The proposed high speed ferry services are viewed with concern by other harbour users and are viewed as a compromise solution for connecting travellers from points along the harbour with downtown Halifax and Dartmouth. Transit surveys have indicated that many existing and potential future users of public transit require service to areas such as universities, hospitals and shopping centres, many of which are located near or adjacent to railway corridors in the region. The current mayor, Peter Kelly, and several regional councillors have favoured instituting a commuter rail or a light rail system on current and abandoned railway lines and several streets in the urban core, however such a proposal would require provincial and federal funding and agreement with railway companies. It has been shelved by HRM staff and politicians, pending the provincial government's creation of a regional transportation planning authority, similar to what eastern Massachusetts did in the 1960s when MBTA was created.

Rural Areas

A community transit bus service is also run by Metro Transit, serving the exurban communities of Beaver Bank, Fall River, East Preston, Lake Echo, Porters Lake and Grand Desert. However, there is little to no public transit available for residents in more rural areas especially for the Eastern Shore, South Shore and Musquodoboit Valley area of the municipality; this has become a growing bone of contention driving the urban-rural tension within the region.

The rural area are dependent upon privately operated bus and shuttle services, as well as individual car pooling. The municipality plans to extend its community bus program along the Eastern Shore and Musquodoboit Valley which will see buses operate from Dartmouth to Sheet Harbour to Upper Musquodoboit to Enfield and return to Dartmouth, however there is no timeline for its implementation and the proposal is currently being studied and surveyed [] .

Halifax Regional Municipality is currently studying the possibility of implementing a series of expanded bus rapid transit services along expressways such as Highways 102, 103 and 107. A Rural Express Bus is expected to begin servicing Upper Tantallon, Nova Scotia in late 2008.


Halifax Regional Council has stated an interest in improving bicycle transport in the urban core, however since the 2000 municipal election little has been accomplished.
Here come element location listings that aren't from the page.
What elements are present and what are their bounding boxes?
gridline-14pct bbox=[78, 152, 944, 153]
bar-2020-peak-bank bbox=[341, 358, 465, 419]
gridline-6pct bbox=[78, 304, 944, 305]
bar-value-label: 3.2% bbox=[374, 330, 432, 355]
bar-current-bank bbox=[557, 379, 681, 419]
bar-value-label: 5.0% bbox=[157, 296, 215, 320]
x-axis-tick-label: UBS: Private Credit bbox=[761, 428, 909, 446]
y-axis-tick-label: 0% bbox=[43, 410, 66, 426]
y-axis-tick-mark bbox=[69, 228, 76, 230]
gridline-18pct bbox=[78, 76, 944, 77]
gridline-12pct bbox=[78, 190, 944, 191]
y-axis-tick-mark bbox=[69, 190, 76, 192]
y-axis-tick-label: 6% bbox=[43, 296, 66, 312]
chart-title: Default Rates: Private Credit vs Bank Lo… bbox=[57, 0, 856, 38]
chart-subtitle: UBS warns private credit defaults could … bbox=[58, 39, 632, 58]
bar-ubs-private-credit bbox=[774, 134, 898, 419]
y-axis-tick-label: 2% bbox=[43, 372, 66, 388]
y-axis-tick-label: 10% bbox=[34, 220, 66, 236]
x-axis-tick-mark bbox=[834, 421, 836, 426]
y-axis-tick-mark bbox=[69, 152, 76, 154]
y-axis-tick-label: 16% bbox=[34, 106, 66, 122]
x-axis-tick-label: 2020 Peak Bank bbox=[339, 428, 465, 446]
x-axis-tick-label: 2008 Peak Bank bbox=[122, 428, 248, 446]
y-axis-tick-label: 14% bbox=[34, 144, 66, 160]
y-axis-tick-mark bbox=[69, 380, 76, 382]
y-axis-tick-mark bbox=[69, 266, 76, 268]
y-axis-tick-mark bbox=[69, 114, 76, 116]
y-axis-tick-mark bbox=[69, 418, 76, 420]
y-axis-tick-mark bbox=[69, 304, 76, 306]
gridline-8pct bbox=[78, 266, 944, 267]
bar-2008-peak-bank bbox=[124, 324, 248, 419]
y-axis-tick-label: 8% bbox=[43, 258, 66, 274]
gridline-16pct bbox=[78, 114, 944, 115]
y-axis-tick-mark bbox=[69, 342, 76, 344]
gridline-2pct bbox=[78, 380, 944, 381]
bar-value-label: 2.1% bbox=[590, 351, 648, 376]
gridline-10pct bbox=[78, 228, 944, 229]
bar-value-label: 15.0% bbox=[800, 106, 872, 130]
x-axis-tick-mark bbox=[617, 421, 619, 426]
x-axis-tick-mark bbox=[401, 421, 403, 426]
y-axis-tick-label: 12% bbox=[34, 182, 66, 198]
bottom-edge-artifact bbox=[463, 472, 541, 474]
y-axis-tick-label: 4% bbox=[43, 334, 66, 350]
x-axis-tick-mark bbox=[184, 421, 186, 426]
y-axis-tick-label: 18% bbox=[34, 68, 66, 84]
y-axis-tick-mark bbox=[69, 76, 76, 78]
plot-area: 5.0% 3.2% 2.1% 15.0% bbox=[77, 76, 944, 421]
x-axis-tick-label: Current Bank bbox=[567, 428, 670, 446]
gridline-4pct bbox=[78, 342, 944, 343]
A part-time coordinating position was created to oversee the planning and implementation of a bicycle transport plan but this position was eliminated during budget cuts in 2003 with little other than planning/reporting having been accomplished. Overall, HRM remains fairly difficult for bicycles, partially as a result of geography and climate, but also the increased traffic congestion. Despite these setbacks there has been a small increase in the number of bicycle lanes and designated bike routes in the urban core.


There are many parks and some disconnected trails in the HRM urban core. There are proposals for a Halifax Urban Greenway, which is envisioned to ultimately connect or construct trails around the entire perimeter of Halifax Harbour and the Bedford Basin to link downtown Halifax and Dartmouth, however these plans have yet to be enacted. Most streets in the urban core have sidewalks and pedestrian crossings for major roads are signalized. As a cost-cutting measure, property owners on the Halifax Peninsula are required to shovel snow from any adjoining sidewalk during the winter months, with improper enforcement by HRM sometimes leading to poor walking conditions.